TAIPEI, Taiwan – Last year, a Chinese company placed an order with a Taiwanese agent for 108 nuclear-related pressure gauges. But something happened along the way. Paperwork was backdated. Plans were rerouted, orders reconfigured, shipping redirected.
And the gauges ended up in a very different place: Iran.
The story behind the gauges shows how Iran is finding its way around international sanctions meant to prevent it from getting equipment that can be used to make a nuclear bomb. At least half a dozen times in recent years, the Persian Gulf nation has tried to use third countries as transshipment points for obtaining controlled, nuclear-related equipment.
In the case of the pressure gauges, it succeeded. In the process, the Swiss manufacturer and the Swiss government were duped, a Chinese company went around its own government’s prohibition on moving nuclear-related equipment to Iran, and Taiwanese authorities showed themselves unwilling or unable to get into step with the international community.
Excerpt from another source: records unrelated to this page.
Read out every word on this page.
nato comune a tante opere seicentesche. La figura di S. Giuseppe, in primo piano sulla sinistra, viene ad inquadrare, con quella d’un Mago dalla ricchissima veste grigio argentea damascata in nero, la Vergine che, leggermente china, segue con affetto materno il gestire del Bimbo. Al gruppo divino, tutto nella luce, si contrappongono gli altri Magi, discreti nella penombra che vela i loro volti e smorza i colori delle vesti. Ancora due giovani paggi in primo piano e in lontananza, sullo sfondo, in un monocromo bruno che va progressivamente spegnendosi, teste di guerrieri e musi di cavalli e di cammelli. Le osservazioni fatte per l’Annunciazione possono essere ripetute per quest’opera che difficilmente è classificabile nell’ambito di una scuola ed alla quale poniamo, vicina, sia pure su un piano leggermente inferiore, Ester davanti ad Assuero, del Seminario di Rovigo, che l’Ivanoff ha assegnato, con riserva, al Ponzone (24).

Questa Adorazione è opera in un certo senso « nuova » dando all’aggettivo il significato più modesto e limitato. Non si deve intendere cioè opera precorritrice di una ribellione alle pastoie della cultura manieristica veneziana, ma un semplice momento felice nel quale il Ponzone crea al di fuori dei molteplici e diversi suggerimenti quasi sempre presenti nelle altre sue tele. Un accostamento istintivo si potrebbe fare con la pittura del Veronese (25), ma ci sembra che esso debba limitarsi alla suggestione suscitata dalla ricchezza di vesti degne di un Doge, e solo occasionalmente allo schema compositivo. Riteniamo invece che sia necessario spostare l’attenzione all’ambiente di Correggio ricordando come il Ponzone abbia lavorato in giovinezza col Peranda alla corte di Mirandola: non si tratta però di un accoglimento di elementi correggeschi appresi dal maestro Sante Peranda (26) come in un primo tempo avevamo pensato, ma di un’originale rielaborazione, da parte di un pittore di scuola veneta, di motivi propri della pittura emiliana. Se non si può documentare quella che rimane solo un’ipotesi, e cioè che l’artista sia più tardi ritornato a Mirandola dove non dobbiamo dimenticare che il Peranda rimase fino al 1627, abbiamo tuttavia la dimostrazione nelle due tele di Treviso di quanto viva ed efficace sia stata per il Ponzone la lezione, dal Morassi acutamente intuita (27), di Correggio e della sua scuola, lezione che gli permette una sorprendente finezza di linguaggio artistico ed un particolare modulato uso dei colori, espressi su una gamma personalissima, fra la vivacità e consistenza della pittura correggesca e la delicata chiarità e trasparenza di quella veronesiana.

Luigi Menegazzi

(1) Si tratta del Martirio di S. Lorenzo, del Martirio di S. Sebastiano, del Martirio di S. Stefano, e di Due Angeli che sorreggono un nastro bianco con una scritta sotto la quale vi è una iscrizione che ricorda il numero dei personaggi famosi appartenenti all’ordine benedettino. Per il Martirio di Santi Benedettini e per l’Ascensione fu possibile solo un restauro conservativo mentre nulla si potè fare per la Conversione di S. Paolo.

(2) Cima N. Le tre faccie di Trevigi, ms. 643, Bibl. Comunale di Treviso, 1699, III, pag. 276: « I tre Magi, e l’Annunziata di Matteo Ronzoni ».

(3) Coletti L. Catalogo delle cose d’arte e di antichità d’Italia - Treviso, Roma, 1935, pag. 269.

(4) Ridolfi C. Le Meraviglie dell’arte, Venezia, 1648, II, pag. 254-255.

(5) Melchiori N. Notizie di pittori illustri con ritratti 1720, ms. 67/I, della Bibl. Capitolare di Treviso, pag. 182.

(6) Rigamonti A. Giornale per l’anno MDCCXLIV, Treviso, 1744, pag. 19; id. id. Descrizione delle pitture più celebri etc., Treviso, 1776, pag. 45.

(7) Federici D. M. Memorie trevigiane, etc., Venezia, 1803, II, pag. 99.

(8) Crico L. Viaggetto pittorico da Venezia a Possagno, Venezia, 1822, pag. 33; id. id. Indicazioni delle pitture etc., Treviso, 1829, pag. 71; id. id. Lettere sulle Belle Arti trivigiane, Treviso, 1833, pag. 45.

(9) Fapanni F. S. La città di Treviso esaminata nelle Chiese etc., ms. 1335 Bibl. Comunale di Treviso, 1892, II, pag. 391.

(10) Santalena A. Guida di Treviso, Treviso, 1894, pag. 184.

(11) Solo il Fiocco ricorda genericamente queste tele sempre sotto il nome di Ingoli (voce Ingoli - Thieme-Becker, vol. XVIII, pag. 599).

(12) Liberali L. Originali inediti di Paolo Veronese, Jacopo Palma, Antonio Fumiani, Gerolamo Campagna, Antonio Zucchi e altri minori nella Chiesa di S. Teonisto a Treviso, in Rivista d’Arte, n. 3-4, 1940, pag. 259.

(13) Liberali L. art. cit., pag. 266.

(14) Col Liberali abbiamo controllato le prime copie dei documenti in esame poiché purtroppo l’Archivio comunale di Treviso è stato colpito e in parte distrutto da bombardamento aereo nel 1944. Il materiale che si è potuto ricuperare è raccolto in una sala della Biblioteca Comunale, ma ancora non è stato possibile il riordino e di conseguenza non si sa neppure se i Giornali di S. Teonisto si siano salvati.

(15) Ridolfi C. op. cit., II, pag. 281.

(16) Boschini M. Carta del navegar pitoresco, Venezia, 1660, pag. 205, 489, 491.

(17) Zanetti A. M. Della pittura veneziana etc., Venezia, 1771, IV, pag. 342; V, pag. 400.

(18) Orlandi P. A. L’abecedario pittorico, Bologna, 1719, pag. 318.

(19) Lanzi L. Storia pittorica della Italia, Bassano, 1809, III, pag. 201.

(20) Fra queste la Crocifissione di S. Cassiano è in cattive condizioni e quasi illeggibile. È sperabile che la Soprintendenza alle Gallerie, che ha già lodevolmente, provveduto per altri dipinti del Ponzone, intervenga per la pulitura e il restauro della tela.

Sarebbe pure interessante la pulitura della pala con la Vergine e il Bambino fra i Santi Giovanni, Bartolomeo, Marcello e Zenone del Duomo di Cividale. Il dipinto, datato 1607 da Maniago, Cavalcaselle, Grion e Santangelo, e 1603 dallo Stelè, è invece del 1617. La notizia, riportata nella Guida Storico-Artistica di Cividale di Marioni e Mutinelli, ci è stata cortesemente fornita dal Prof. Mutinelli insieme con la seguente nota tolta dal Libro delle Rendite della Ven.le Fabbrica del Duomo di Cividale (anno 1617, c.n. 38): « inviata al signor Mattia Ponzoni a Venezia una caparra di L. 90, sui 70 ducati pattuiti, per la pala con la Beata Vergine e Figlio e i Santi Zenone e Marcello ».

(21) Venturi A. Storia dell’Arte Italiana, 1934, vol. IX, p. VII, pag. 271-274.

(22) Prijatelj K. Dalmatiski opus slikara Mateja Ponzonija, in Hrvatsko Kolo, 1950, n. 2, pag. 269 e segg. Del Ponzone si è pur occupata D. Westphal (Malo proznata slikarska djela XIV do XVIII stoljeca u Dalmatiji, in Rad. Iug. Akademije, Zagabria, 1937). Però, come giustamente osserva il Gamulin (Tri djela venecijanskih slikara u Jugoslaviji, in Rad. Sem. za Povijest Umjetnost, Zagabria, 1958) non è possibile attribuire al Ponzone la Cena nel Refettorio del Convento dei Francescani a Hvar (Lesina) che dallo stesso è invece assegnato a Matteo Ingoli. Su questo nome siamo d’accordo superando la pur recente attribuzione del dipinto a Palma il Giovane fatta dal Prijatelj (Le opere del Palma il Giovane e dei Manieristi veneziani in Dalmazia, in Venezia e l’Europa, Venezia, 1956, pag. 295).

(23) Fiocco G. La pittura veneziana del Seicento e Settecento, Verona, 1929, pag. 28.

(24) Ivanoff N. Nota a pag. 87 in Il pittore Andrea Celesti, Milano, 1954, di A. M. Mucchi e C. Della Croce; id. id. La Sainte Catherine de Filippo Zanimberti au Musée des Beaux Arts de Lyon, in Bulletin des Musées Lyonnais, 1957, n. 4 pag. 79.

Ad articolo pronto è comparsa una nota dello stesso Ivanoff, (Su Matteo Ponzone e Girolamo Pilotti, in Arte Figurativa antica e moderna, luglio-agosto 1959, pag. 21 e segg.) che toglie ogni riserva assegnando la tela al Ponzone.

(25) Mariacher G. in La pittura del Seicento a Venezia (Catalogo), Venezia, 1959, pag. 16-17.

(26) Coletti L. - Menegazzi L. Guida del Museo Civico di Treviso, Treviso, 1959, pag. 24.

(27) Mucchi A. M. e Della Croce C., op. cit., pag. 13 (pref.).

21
The deal was a huge victory for Tehran, which had been seeking the gauges for months, said nuclear proliferation expert David Albright, president of the Washington-based Institute for Science and International Security. It also reflected the uneven enforcement of international sanctions against Iran, at a time when the U.S. and other Western countries are pushing hard to expand them.
“The [Iranian] government looked everywhere – Russia, Europe, the U.S., and they were being thwarted by the international community,” Albright said. “It’s really unfortunate they succeeded in using this Taiwan-China connection. ...This case is a wake up call of the importance of universal and timely application of sanctions on Iran.”
Iran says it wants to enrich uranium to generate nuclear power, but the West fears that it actually seeks weapons capabilities.
It’s impossible to verify how Iran is using the gauges, also known as pressure transducers or capacitance diaphragm gauges, which have numerous commercial applications in machines that employ pneumatic or hydraulic pressure. But experts say the large size of the order suggests very strongly that they are for centrifuges to churn out enriched uranium.
As of last November, Iran had 8,692 centrifuges, of which 3,936 were running, according to the International Atomic Energy Agency.
Each centrifuge normally requires a transducer, though a single gauge can also serve up to 10 linked centrifuges.